Youtube star, Jay Salads recently posted a social experiment video that sought to highlight the duality between the use of breasts as sexual objects vs. their intended use; to sustain an infant.
This issue has been highlighted more frequently recently with Trollstation posting a video that went viral. An actress, Amina, can be seen being abused on the London Tube. A man (also an actor) aggressively harassed her for ‘exposing herself’. The experiment sought to understand how the public would react. Fortunately, other commuters were quick to defend Amina, arguing that she has the right to feed her child despite his objections. But do these social experiments raise more questions than they answer?
At what point did breasts stop being recognised as the natural source of food they are? Are breasts only acceptable as sexualised objects for male pleasure? Arguably, the media and the beauty industry have succeeded in objectifying women’s bodies, but at what point did common sense disappear from the debate? Why is what men deem appropriate still the measure for acceptable female behaviour?
Chantel Molnar writes for Huffington Post about this duality. “We don’t seem to have any problem with the duality of our mouths, which can be for sex and for eating. We do not make people cover their heads with a blanket when they are eating in public simply because the mouth is frequently used sexually.”

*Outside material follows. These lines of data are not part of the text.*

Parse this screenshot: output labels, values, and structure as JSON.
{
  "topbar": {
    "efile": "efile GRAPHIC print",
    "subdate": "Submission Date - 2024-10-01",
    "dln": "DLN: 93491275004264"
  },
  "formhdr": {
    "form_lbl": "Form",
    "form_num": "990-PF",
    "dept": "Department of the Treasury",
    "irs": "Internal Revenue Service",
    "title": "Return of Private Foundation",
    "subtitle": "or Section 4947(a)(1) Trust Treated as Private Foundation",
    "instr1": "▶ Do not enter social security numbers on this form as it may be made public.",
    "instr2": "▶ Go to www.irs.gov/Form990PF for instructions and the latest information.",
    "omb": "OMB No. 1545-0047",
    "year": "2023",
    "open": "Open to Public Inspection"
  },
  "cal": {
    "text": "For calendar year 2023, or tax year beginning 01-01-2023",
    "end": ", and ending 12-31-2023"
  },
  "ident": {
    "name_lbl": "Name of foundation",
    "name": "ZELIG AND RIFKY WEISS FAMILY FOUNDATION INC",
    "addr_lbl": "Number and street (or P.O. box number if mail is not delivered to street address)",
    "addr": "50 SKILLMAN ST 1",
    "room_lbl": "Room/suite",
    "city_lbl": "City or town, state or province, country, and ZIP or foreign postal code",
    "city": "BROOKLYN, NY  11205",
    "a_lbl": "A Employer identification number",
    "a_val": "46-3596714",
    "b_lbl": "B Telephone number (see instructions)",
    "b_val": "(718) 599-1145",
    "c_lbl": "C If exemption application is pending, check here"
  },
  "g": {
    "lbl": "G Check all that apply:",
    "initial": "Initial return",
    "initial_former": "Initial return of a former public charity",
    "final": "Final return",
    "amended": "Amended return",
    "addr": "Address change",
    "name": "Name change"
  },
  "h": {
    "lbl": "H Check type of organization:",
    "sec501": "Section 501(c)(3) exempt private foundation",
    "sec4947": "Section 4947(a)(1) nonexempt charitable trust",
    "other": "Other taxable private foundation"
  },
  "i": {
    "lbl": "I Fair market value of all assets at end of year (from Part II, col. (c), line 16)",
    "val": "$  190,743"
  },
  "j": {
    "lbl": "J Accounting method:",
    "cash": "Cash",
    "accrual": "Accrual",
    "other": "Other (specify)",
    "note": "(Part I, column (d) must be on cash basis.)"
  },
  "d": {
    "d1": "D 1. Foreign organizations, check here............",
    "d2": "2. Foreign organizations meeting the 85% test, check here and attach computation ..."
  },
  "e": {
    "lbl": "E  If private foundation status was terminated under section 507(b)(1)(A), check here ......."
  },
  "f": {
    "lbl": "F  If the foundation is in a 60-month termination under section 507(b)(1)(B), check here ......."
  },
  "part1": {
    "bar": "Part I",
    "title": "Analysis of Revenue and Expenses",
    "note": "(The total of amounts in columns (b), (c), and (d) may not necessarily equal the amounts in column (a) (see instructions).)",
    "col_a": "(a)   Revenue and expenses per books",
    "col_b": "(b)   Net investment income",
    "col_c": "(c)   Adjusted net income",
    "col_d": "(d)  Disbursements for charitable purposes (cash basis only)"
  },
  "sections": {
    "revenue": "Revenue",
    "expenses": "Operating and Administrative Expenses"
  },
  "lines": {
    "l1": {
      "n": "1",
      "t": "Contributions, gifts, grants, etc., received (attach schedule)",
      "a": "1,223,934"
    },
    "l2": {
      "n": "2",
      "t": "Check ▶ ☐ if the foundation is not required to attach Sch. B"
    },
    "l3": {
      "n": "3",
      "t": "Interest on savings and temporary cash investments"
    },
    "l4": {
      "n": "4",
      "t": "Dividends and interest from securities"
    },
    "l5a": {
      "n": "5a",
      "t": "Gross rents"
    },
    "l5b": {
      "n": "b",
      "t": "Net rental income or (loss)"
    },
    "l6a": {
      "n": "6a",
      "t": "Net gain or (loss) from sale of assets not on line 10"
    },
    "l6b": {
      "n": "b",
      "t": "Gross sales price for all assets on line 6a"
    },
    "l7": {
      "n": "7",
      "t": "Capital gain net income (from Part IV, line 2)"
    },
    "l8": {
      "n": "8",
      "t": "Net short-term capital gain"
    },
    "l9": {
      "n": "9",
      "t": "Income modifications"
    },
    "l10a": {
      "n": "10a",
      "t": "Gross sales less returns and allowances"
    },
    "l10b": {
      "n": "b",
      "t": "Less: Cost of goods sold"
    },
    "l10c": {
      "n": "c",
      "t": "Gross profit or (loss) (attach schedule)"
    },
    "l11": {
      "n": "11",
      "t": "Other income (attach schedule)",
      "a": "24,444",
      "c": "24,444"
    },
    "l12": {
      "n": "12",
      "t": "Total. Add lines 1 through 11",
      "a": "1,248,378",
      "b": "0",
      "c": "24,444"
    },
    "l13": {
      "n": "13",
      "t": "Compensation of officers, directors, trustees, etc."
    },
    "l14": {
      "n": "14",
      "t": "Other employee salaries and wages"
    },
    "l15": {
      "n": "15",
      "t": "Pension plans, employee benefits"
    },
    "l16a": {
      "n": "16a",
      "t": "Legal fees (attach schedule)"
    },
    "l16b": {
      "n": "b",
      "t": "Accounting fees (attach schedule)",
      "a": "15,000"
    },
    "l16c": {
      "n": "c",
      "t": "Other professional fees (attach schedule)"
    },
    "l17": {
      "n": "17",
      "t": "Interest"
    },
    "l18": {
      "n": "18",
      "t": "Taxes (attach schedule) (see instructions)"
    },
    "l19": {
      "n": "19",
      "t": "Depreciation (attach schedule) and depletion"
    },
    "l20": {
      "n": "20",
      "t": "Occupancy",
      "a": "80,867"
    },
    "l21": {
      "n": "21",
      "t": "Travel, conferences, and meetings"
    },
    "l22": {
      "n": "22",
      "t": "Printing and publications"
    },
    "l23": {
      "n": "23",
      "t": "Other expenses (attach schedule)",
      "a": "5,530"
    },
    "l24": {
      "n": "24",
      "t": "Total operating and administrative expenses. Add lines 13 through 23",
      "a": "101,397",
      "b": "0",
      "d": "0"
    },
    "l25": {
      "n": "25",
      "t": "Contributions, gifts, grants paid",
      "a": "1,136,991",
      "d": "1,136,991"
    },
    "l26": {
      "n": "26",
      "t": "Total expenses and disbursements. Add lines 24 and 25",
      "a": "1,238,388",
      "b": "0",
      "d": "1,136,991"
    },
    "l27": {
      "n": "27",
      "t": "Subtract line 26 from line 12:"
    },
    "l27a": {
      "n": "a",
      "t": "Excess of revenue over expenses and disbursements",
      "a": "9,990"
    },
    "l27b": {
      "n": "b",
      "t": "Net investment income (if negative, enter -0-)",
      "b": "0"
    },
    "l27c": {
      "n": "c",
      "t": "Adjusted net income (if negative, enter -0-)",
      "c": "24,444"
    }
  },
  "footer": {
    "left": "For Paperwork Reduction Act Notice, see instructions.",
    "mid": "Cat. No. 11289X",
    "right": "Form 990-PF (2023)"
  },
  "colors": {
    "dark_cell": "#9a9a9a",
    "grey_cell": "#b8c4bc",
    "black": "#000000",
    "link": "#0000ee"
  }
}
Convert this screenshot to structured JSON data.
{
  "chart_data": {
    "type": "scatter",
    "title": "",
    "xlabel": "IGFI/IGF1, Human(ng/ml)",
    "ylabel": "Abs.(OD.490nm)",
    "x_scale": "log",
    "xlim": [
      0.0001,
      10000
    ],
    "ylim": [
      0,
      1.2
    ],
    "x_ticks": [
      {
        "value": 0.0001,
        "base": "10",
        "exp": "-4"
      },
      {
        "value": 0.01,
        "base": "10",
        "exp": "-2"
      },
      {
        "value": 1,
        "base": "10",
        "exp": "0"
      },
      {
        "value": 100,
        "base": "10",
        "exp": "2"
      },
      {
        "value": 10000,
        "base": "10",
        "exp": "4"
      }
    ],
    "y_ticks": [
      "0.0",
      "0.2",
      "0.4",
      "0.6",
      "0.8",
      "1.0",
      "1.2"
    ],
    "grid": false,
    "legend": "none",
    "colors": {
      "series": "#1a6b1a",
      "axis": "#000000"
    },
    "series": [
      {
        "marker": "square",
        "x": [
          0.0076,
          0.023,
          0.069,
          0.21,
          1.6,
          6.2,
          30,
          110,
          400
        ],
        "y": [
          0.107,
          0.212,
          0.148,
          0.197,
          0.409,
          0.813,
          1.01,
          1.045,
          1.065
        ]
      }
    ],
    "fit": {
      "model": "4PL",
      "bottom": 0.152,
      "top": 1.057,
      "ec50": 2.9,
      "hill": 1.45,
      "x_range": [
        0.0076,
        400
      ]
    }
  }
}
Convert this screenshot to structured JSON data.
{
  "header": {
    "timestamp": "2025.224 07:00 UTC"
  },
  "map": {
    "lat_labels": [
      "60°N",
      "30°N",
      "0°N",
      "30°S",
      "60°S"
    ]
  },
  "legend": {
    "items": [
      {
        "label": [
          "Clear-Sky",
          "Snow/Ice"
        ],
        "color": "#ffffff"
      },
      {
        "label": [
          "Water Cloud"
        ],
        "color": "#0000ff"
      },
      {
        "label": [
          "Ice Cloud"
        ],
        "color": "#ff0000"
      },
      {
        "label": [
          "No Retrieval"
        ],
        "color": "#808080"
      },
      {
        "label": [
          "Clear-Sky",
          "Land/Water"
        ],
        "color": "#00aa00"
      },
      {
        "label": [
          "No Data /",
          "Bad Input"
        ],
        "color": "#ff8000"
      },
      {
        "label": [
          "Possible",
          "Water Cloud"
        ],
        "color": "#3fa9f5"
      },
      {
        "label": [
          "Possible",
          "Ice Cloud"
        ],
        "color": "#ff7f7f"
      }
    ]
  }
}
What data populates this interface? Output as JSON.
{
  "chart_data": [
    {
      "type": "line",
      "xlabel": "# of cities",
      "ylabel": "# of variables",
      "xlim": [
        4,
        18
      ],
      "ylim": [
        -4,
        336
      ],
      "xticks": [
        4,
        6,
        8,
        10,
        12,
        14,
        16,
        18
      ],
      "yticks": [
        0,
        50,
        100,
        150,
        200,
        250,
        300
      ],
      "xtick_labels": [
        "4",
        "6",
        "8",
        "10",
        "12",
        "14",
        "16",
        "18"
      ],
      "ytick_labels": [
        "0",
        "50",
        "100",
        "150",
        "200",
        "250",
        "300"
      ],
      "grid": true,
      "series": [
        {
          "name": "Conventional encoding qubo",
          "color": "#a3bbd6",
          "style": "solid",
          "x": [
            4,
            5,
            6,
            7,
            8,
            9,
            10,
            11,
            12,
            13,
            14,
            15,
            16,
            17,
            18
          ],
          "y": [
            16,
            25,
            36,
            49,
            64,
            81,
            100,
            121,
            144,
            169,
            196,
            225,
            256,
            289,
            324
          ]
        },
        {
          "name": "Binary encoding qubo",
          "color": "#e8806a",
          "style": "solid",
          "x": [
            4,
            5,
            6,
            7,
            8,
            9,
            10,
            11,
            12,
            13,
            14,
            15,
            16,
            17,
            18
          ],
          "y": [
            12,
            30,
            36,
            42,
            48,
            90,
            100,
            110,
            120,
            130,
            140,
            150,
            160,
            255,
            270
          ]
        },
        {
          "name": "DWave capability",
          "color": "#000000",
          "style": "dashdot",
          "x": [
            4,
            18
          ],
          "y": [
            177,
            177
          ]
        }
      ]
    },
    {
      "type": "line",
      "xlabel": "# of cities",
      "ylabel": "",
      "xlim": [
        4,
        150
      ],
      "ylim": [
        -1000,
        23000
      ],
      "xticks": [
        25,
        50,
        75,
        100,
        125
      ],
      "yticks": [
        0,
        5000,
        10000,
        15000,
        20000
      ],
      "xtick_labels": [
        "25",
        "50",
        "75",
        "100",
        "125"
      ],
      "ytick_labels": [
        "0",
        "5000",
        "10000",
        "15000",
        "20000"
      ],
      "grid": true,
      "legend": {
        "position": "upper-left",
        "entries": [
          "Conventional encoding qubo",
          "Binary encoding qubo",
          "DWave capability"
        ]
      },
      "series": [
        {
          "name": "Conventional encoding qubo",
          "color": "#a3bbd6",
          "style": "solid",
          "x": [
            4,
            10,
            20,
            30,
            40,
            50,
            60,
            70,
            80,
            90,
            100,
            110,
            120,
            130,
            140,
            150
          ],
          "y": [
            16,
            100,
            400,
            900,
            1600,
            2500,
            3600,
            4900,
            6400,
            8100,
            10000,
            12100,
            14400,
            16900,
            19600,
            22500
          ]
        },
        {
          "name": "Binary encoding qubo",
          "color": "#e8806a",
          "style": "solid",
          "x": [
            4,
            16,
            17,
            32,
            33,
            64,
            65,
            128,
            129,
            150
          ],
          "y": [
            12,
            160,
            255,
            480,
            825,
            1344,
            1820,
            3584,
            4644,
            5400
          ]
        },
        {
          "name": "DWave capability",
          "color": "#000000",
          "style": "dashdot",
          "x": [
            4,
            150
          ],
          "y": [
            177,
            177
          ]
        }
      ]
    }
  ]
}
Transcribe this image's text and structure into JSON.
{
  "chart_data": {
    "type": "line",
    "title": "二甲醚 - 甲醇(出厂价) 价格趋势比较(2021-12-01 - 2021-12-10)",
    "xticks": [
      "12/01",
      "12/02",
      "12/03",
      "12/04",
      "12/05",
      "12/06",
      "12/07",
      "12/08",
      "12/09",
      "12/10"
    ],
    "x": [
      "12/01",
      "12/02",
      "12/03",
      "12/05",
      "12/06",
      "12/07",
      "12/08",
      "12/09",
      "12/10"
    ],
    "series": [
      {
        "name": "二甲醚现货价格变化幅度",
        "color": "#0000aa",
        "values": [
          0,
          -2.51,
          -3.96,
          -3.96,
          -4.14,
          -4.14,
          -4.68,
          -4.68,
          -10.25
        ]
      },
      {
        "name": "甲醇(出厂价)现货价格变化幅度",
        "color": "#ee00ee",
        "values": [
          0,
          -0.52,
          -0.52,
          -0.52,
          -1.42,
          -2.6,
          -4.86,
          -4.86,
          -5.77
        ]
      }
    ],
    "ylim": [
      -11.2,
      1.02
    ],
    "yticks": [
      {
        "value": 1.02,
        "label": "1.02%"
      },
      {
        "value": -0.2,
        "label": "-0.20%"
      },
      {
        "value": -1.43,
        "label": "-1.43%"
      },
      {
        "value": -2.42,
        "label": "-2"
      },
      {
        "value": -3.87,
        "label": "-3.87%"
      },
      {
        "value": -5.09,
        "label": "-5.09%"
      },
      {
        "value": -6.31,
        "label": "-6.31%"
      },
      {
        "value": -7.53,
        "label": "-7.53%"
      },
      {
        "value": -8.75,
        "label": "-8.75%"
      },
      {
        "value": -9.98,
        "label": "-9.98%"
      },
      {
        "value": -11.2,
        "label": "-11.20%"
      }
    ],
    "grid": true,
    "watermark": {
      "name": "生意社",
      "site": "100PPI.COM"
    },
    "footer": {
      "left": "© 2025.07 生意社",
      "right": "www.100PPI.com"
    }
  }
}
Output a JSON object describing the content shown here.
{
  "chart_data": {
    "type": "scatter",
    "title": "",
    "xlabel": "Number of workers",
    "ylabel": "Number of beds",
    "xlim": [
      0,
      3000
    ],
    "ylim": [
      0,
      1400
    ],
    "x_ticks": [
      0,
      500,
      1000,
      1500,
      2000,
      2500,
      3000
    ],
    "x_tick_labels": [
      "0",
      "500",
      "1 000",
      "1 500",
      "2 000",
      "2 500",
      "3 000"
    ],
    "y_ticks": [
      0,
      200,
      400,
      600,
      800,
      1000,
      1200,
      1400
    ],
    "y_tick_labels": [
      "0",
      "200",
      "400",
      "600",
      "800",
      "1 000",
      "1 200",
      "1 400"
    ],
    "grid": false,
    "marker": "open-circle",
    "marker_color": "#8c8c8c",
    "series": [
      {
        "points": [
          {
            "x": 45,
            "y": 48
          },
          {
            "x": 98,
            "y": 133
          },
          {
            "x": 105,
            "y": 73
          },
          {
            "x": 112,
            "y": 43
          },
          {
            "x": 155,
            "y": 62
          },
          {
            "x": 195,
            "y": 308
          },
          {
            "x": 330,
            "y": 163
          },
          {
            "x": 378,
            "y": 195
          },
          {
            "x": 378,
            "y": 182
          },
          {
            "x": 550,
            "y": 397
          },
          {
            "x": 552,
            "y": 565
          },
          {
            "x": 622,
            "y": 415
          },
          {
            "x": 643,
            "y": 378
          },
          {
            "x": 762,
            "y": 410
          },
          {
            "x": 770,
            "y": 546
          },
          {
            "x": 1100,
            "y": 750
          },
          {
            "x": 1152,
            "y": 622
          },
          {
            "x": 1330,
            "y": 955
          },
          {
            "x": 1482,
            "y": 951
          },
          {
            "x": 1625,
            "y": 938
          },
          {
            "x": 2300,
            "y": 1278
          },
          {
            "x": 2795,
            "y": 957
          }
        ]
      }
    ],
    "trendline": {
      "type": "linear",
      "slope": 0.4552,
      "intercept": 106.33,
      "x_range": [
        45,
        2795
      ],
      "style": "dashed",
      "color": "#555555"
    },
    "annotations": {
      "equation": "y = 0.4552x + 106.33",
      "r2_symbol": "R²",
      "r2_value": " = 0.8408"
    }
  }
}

A forum on Medical News Today sought to give equal weight to both sides of the debate. While one user stated that breastfeeding publicly is “natural and healthy,” another likened it to women urinating and defecating in the street.
Molnar asks, where do we make room in society for mother-work? Economically speaking, the role of breastfeeding threatens a mother’s role as an active market consumer. This places her at the mercy of big pharma-culture with the purchase of expensive, synthetic formula. Where, breastfeeding wholly empowers the mother, turning her from purchaser of goods to the sole producer of the food that sustains her baby.
WABA – the World Alliance for Breastfeeding Action suggests that society as a whole simply fails to acknowledge a complete definition of women’s work which would successfully integrate the full productive capabilities and activities of women, including breastfeeding.
Perhaps, a fully integrated economic definition of the role that women play in the production of humans, would desexualise the debate once and for all.